The Secret Life of Bees by Sue Monk Kidd
The film: Great movie. It stars Dakota Fanning, Jennifer Hudson, Alicia Keys and Queen Latifah
Sue Monk Kidd's ravishing debut novel has stolen the hearts of reviewers and readers alike with its strong, assured voice. Set in South Carolina in 1964, The Secret Life of Bees tells the story of Lily Owens, whose life has been shaped around the blurred memory of the afternoon her mother was killed. When Lily's fierce-hearted "stand-in mother," Rosaleen, insults three of the town's fiercest racists, Lily decides they should both escape to Tiburon, South Carolina—a town that holds the secret to her mother's past. There they are taken in by an eccentric trio of black beekeeping sisters who introduce Lily to a mesmerizing world of bees, honey, and the Black Madonna who presides over their household. This is a remarkable story about divine female power and the transforming power of love—a story that women will share and pass on to their daughters for years to come.
The Outsiders by S.E. Hinton
The film: This amazing movie was directed by the incomparable Francis Ford Coppola. An all-star cast includes C. Thomas Howell, Matt Dillon, Diane Lane, Ralph Macchio, Rob Lowe, Patrick Swaze, Emilio Estevez, Tom Cruise, and Leif Garrett.
The Outsiders is a book that delves deeply into the hearts, minds, and stories of a group that had no voice before S. E. Hinton gave them one.
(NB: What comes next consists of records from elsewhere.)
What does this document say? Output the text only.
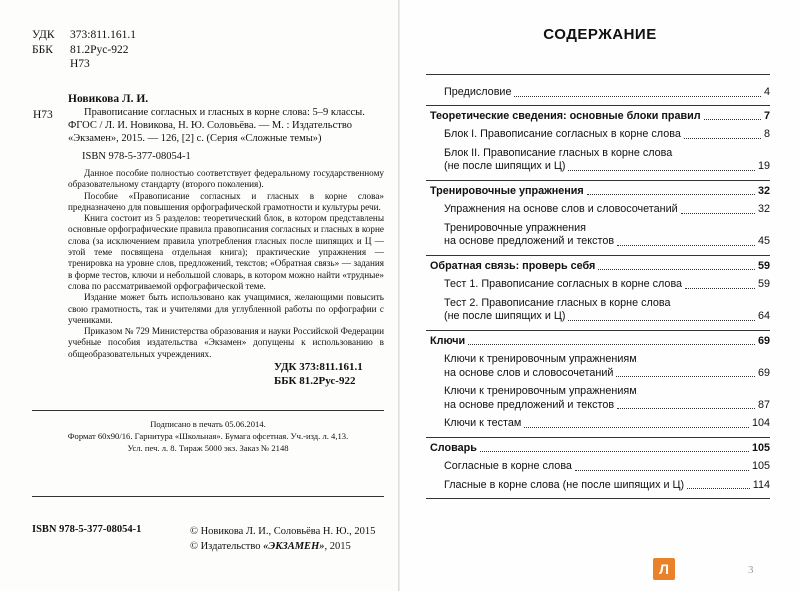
УДК	373:811.161.1
ББК	81.2Рус-922
Н73
Новикова Л. И.
Н73	Правописание согласных и гласных в корне слова: 5–9 классы. ФГОС / Л. И. Новикова, Н. Ю. Соловьёва. — М. : Издательство «Экзамен», 2015. — 126, [2] с. (Серия «Сложные темы»)

ISBN 978-5-377-08054-1

Данное пособие полностью соответствует федеральному государственному образовательному стандарту (второго поколения).

Пособие «Правописание согласных и гласных в корне слова» предназначено для повышения орфографической грамотности и культуры речи.

Книга состоит из 5 разделов: теоретический блок, в котором представлены основные орфографические правила правописания согласных и гласных в корне слова (за исключением правила употребления гласных после шипящих и Ц — этой теме посвящена отдельная книга); практические упражнения — тренировка на уровне слов, предложений, текстов; «Обратная связь» — задания в форме тестов, ключи и небольшой словарь, в котором можно найти «трудные» слова по рассматриваемой орфографической теме.

Издание может быть использовано как учащимися, желающими повысить свою грамотность, так и учителями для углубленной работы по орфографии с учениками.

Приказом № 729 Министерства образования и науки Российской Федерации учебные пособия издательства «Экзамен» допущены к использованию в общеобразовательных учреждениях.

УДК 373:811.161.1
ББК 81.2Рус-922
Подписано в печать 05.06.2014.
Формат 60х90/16. Гарнитура «Школьная». Бумага офсетная. Уч.-изд. л. 4,13.
Усл. печ. л. 8. Тираж 5000 экз. Заказ № 2148
ISBN 978-5-377-08054-1	© Новикова Л. И., Соловьёва Н. Ю., 2015
© Издательство «ЭКЗАМЕН», 2015
СОДЕРЖАНИЕ
Предисловие	4
Теоретические сведения: основные блоки правил	7
Блок I. Правописание согласных в корне слова	8
Блок II. Правописание гласных в корне слова
(не после шипящих и Ц)	19
Тренировочные упражнения	32
Упражнения на основе слов и словосочетаний	32
Тренировочные упражнения
на основе предложений и текстов	45
Обратная связь: проверь себя	59
Тест 1. Правописание согласных в корне слова	59
Тест 2. Правописание гласных в корне слова
(не после шипящих и Ц)	64
Ключи	69
Ключи к тренировочным упражнениям
на основе слов и словосочетаний	69
Ключи к тренировочным упражнениям
на основе предложений и текстов	87
Ключи к тестам	104
Словарь	105
Согласные в корне слова	105
Гласные в корне слова (не после шипящих и Ц)	114
Л	3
She began writing the book at age 15, spurred on by the disturbing trend she saw growing in her high school towards division between groups. "I was worried and angered by the social situation," Hinton writes. "I saw two groups at the extreme ends of the social scale behaving in an idiotic fashion -- one group was being condemned and one wasn't.... When a friend of mine was beaten up for no other reason than that some people didn't like the way he combed his hair, I took my anger out by writing about it."
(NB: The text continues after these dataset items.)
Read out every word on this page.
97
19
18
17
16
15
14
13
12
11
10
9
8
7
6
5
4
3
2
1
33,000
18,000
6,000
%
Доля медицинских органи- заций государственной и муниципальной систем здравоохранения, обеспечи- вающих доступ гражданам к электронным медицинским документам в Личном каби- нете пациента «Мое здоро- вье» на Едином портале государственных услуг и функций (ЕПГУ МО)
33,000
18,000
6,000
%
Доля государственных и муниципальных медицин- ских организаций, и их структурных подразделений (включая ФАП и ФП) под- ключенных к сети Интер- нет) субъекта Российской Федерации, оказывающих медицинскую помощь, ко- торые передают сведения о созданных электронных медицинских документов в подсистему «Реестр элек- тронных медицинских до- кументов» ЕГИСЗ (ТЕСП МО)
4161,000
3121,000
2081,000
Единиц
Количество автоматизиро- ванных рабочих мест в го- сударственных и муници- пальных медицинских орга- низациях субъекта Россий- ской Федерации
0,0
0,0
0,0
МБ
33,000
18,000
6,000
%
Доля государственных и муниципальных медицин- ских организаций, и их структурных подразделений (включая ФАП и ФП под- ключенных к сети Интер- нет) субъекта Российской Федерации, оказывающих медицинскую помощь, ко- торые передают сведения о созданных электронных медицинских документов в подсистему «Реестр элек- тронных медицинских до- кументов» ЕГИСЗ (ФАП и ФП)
Thirty years after it was first published, ...
A River Runs through it and Other Stories by Norman McClean
Maclean writes “in my family, there is no clear line between religion and fly-fishing.” Nor is there a clear line between family and fly-fishing. It is the one activity where brother can connect with brother and father with son. In Maclean’s autobiographical novella, it is the river that makes them realize that life continues and all things are related.
The film: Stars Craig Sheffer, Brad Pitt, and Tom Skerritt. Robert Redford directed.
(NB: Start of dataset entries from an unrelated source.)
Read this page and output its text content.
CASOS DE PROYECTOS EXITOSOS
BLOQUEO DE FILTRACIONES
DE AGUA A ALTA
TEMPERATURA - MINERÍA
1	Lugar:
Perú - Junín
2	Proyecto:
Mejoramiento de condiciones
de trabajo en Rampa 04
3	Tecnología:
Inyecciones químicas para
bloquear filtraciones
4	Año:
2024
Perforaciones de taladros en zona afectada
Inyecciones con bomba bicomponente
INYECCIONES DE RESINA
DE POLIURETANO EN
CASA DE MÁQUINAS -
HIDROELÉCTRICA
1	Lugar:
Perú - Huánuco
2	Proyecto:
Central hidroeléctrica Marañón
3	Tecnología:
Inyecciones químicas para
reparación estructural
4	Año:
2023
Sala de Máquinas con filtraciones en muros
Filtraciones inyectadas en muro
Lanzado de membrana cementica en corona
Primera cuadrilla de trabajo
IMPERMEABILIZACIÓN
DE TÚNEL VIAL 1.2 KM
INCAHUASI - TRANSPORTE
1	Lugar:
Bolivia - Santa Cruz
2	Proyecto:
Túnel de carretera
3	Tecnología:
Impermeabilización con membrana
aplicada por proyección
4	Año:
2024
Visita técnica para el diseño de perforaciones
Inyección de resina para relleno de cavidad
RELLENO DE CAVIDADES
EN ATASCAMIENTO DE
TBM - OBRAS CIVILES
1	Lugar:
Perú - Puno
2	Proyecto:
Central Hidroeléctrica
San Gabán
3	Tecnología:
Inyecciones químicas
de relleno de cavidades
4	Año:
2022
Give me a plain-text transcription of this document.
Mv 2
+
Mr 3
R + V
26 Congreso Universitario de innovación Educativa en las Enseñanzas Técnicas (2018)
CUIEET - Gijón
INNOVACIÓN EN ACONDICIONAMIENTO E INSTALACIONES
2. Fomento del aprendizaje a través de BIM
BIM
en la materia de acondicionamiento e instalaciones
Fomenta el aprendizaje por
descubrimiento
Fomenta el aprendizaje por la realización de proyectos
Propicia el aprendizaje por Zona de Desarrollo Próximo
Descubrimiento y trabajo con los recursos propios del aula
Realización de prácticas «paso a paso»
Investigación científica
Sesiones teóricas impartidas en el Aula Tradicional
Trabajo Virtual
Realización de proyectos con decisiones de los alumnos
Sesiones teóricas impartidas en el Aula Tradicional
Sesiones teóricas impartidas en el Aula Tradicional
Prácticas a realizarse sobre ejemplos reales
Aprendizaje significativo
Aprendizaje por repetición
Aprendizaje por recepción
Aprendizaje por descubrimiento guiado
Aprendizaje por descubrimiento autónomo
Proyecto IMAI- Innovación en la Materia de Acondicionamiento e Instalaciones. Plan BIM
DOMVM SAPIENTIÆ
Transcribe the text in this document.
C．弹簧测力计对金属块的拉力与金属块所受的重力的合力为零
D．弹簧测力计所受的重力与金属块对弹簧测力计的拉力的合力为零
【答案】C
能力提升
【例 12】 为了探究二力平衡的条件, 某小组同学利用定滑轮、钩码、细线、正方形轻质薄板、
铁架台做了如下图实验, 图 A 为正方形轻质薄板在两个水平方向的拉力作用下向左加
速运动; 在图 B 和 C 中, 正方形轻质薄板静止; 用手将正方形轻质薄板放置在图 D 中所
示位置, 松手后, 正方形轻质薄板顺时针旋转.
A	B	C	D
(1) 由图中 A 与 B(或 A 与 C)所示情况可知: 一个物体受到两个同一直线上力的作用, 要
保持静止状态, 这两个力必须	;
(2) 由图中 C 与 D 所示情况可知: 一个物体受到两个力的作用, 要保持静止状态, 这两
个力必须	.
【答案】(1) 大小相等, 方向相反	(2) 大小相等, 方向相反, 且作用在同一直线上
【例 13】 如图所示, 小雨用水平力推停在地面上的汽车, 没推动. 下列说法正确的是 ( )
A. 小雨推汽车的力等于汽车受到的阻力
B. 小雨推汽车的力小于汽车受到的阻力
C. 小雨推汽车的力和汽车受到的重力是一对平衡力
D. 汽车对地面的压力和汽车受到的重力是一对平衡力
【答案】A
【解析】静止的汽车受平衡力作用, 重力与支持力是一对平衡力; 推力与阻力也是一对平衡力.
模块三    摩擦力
The Journey of Natty Gann by Ann Matthews
Natty Gann is a twelve year old Depression era girl whose single-parent father leaves her behind in Chicago while he goes to Washington State to look for work in the timber industry. Natty runs away from the guardian she was left with to follow Dad. She befriends and is befriended by a wolf that has been abused in dog fights, hops a freight train west, and is presumed dead when her wallet is found after the train crashes. Dad gets bitter and endangers himself in his new job. Meanwhile Natty has a series of adventures and mis- adventures in various farmhouses, police stations, hobo camps, reform schools, and boxcars.The film: I chose this one because I vividly remember reading the book when I was twelve.
Sometimes on Sundays, after church, my parents would take us to a movie. At the theater. It was such a treat! Popcorn drenched in butter...Mmmm. Well, it was one of those Sundays, and I had just finished the book so I suggested we go see that one. I learned quickly that nobody likes to have the movie spoiled by the twelve year old sitting next to them, who keeps piping up as to what will happen next. Ugh, I would have had to kick my own ass!
The movie which stars Meredith Salenger, John Cusack, and Ray Wise was fabulously close to the book.
I'm nowhere near done! I haven't mentioned The Help, To Kill a Mockingbird, The Wizard of Oz...But I have to call it quits for now :)Thanks for coming by.